Il s’agit donc d’adopter une attitude intérieure responsable, capable d’inspirer un style de vie différent, une sobriété nécessaire de comportements et de consommation, afin de favoriser le bien des générations futures également, en termes de durabilité, de protection des biens de la création, de distribution des ressources et, surtout, d’engagements concrets en vue du développement de peuples et de nations entiers. Pour leur part, les bénéficiaires de la coopération internationale sont appelés à utiliser de façon responsable chaque contribution solidaire « en infrastructures rurales, en systèmes d’irrigation, de transport, d’organisation des marchés, en formation et en diffusion des techniques agricoles appropriées, c’est-à-dire susceptibles d’utiliser au mieux les ressources humaines, naturelles et socio-économiques les plus accessibles au niveau local » (n. 27).

4. Tout cela pourra se réaliser si les institutions internationales sauront garantir leur service de façon impartiale et efficace, mais dans le plein respect des convictions les plus profondes de l’âme humaine et des aspirations de chaque personne. Dans cette perspective, la FAO pourra contribuer à garantir un niveau d’alimentation adéquat pour tous, à renforcer les méthodes de culture et de commercialisation et à protéger les droits fondamentaux de ceux qui travaillent la terre, sans jamais oublier les valeurs les plus authentiques dont le monde rural et ceux qui y vivent sont les gardiens.

L’Eglise catholique est proche des organisations qui œuvrent pour garantir l’alimentation.

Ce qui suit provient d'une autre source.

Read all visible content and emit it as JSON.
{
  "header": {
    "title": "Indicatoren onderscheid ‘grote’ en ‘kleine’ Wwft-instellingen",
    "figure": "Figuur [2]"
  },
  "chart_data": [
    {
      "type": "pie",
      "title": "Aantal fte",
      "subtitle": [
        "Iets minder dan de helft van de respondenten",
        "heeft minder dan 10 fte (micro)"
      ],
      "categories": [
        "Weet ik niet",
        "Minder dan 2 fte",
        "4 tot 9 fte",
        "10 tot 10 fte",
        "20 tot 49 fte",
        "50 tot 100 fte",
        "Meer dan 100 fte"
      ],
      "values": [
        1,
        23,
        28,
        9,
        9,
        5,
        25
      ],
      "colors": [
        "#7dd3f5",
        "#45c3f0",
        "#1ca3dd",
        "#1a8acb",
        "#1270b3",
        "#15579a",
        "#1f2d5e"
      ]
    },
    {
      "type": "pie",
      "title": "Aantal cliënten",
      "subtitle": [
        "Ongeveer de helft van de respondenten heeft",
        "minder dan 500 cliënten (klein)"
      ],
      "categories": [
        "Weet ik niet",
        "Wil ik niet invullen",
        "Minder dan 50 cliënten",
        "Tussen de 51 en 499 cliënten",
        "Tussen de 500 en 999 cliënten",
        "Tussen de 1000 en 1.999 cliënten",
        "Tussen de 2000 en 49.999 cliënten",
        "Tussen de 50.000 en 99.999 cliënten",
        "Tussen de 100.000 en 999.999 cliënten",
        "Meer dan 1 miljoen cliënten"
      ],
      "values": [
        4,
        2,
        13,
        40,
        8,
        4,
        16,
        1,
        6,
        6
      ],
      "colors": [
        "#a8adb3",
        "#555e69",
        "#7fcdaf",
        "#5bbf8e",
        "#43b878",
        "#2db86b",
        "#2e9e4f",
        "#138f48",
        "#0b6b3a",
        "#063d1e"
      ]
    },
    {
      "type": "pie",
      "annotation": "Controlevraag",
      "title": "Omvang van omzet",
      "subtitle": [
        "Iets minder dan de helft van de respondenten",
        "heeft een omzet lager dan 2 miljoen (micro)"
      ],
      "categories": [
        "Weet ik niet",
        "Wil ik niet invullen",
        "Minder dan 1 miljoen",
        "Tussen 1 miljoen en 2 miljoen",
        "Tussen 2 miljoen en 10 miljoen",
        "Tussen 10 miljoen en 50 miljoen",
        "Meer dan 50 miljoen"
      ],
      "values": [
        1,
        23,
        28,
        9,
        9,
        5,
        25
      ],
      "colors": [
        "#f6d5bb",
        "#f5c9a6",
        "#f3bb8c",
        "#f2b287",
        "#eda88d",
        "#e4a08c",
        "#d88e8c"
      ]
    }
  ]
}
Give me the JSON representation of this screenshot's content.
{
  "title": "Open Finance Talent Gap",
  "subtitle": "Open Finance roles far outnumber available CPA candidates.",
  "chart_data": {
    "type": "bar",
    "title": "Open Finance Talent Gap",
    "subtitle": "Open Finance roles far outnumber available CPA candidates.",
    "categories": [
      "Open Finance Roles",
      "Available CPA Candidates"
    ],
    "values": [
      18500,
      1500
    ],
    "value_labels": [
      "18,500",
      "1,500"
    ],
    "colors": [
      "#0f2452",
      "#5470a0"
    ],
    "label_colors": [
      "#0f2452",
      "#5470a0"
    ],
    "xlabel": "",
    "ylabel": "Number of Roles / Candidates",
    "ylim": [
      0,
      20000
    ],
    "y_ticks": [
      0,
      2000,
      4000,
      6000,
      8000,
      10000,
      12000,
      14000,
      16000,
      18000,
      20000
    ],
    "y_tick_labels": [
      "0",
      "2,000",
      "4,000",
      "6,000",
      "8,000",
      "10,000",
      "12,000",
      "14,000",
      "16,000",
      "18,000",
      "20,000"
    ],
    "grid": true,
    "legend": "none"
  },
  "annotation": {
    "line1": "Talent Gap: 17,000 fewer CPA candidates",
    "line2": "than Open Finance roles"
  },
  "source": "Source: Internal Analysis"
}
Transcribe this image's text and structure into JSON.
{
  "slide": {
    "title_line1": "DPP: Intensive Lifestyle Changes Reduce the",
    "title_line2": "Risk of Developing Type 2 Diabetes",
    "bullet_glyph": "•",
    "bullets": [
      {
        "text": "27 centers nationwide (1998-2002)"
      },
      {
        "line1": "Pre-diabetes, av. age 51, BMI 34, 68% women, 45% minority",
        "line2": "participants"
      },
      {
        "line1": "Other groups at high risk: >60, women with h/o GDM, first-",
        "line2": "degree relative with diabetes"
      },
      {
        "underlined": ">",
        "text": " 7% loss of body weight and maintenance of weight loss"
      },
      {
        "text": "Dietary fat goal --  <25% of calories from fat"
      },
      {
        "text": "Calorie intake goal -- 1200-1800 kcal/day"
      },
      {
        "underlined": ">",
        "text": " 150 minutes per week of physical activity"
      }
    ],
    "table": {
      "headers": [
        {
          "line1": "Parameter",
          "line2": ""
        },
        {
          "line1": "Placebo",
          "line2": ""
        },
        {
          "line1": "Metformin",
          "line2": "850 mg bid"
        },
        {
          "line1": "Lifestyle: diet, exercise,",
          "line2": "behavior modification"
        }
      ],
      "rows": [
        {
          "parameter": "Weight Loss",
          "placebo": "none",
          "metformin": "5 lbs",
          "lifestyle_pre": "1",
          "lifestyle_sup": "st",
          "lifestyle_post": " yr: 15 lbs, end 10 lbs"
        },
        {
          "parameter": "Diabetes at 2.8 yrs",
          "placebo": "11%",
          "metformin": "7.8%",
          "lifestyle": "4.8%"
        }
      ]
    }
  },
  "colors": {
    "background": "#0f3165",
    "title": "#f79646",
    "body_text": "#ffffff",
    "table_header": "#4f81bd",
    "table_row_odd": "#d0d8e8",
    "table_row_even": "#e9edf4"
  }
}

A travers ses structures et ses agences de développement, elle continuera à les accompagner de façon concrète dans cet effort afin que chaque peuple et communauté dispose de la sécurité alimentaire nécessaire, qu’aucun compromis ni négociation, si importants soient-ils, ne pourra garantir sans une réelle solidarité et une authentique fraternité. « L’importance de cet objectif est telle qu’elle exige que nous la comprenions pleinement et que nous nous mobilisions concrètement avec le “cœur”, pour faire évoluer les processus économiques et sociaux actuels vers des formes pleinement humaines » (Caritas in veritate, n. 20).

Avec ces sentiments, je vous souhaite, Monsieur le directeur général, de poursuivre votre engagement en faveur des personnes les plus indigentes, qui a caractérisé ces années de responsabilité et de dévouement, tandis que j’invoque sur la FAO, sur chacun des Etats-membres et sur tout le personnel, d’abondantes Bénédictions du Tout-Puissant.